Nel lago di Garda ci sono gli indizi di antichi terremoti

Rilevati nel Lago di Garda “importanti indizi” di antichi terremoti. A riferirlo e’ il Consiglio Nazionale delle Ricerche sottolineando che “ricercatori di Cnr, Ingv e Universita’ dell’Insubria hanno condotto rilievi geofisici nel Garda per studiarne la sismicita’”.

Ed i primi risultati dello studio, presentati oggi in una conferenza stampa presso la Comunita’ del Garda, attestano, afferma ancora il Cnr, “possibili fenomeni paleo-sismici”. “La parte meridionale del lago di Garda, da Punta San Vigilio alla penisola di Sirmione, e’ stata scandagliata per una settimana con tecnologie d’avanguardia -spiega il Cnr- allo scopo di valutare il rischio sismico nell’area e aggiornare le conoscenze sulla tettonica in Lombardia’’. “I grandi bacini lacustri rappresentano un vero e proprio archivio della storia ambientale del territorio e, grazie alla nostra ricerca, -afferma Crescenzo Violante, ricercatore dell’Istituto per l’ambiente marino costiero del Consiglio nazionale delle ricerche di Napoli (Iamc-Cnr)- sono state confermate le evidenze di paleo-sismicita’ gia’ rilevate in aree emerse, anche in una zona considerata a basso rischio sismico come la Lombardia”.

Per realizzare questo sutdio, e’ stata utilizzata per la prima volta nel lago di Garda “una tecnica d’indagine Multibeam, in grado di restituire ad altissima risoluzione -aggiunge il Cnr- un’immagine del fondo lacustre fino a una profondita’ di circa 500 metri. Le attrezzature scientifiche sono state installate su una Motovedetta in dotazione alla Guardia Costiera del lago di Garda”.
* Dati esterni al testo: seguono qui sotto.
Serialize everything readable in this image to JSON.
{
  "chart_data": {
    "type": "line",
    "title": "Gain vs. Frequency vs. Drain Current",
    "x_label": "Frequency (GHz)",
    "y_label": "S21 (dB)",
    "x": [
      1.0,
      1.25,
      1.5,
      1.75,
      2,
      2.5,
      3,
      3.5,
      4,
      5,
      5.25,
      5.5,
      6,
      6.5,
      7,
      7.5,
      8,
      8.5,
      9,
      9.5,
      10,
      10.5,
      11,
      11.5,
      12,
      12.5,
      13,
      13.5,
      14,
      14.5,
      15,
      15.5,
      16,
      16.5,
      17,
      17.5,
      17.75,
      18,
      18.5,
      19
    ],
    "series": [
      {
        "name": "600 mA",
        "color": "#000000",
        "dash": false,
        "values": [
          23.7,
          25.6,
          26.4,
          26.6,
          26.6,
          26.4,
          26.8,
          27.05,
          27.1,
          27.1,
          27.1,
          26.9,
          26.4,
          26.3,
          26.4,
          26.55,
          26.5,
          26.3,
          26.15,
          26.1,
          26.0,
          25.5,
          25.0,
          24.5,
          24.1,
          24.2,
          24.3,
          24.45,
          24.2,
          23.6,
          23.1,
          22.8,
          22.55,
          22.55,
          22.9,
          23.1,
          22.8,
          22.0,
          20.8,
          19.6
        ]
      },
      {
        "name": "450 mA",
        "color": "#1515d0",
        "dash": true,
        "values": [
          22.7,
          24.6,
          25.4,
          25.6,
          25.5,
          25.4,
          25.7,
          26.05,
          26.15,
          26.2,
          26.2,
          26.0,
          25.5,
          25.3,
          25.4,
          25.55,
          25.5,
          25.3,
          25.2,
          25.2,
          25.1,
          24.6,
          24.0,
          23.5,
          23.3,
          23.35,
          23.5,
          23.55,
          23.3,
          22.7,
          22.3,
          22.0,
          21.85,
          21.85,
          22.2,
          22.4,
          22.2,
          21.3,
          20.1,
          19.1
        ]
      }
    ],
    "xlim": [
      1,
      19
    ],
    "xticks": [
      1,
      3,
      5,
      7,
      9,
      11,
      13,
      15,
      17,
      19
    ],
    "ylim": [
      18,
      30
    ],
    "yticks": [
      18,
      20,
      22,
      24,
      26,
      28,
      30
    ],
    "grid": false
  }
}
“Da una prima interpretazione dei dati -prosegue Violante- e’ stato possibile individuare rotture di pendenza lineari che sembrerebbero aver dislocato ’recentemente’ il fondo lago”. “Nel caso in esame -continua l’esperto del Cnr- la loro origine e’ con ogni probabilita’ riconducibile a fenomeni neotettonici, anche se la definizione dell’attivita’ recente di queste strutture puo’ avvenire solo in parte su evidenze morfobatimetriche. Sono necessarie ulteriori indagini geofisiche in grado di accertare l’origine e la corretta collocazione temporale di tali lineamenti che allo stato attuale rappresentano importanti indizi preliminari”.

Inoltre, spiega il ricercatore Violante, “i dati raccolti hanno permesso di evidenziare tre sottozone in base ai principali caratteri morfologici: fondali compresi tra -50 e -3.6 metri, corrispondenti all’alto strutturale di San Vigilio-Sirmione, con irregolarita’ e deformazioni riconducibili a morfologie glaciali e presenza di campi di pockmarks; un’area di scarpata compresa tra -50 e -200 m circa, interrotta a Nord da una pronunciata depressione con profilo a U e direzione NO-SE; settori di fondale compresi tra -110 e -226 m a morfologia sub-pianeggiante, degradanti verso Nord e localmente interessati da presenza di pockmarks”. I pockmarks, spiega ancora il Cnr, “sono depressioni emisferiche di varia dimensione e profondita’, la cui formazione e’ messa in relazione a emissioni fluide di natura gassosa o di acque interstiziali; in alcuni casi possono essere associati a campi di gas. Nel caso in esame, hanno diametro variabile dai 18 ai 200 m, e profondita’ comprese tra 0.5 e 10 m. Immediatamente a Sud della secca del Vo’, si ritrovano allineati a formare depressioni di lunghezza superiore al chilometro. La loro formazione e’ con ogni probabilita’ da mettere in relazione alla estesa attivita’ idrotermale che interessa l’area in esame e in particolare la penisola di Sirmione”. “L’analisi morfologica preliminare -prosegue il Cnr- ha inoltre evidenziato la presenza di superfici di abrasione che testimoniano stazionamenti del livello del lago a quote inferiori rispetto all’attuale”. “In particolare, -conclude- sono stati individuati due possibili livelli: a 30-35 m e a 3-10 m di profondita’, quest’ultimo posizionato alla sommita’ della secca del Vo’ e correlabile alla superficie sommersa che circonda la punta di Sirmione”.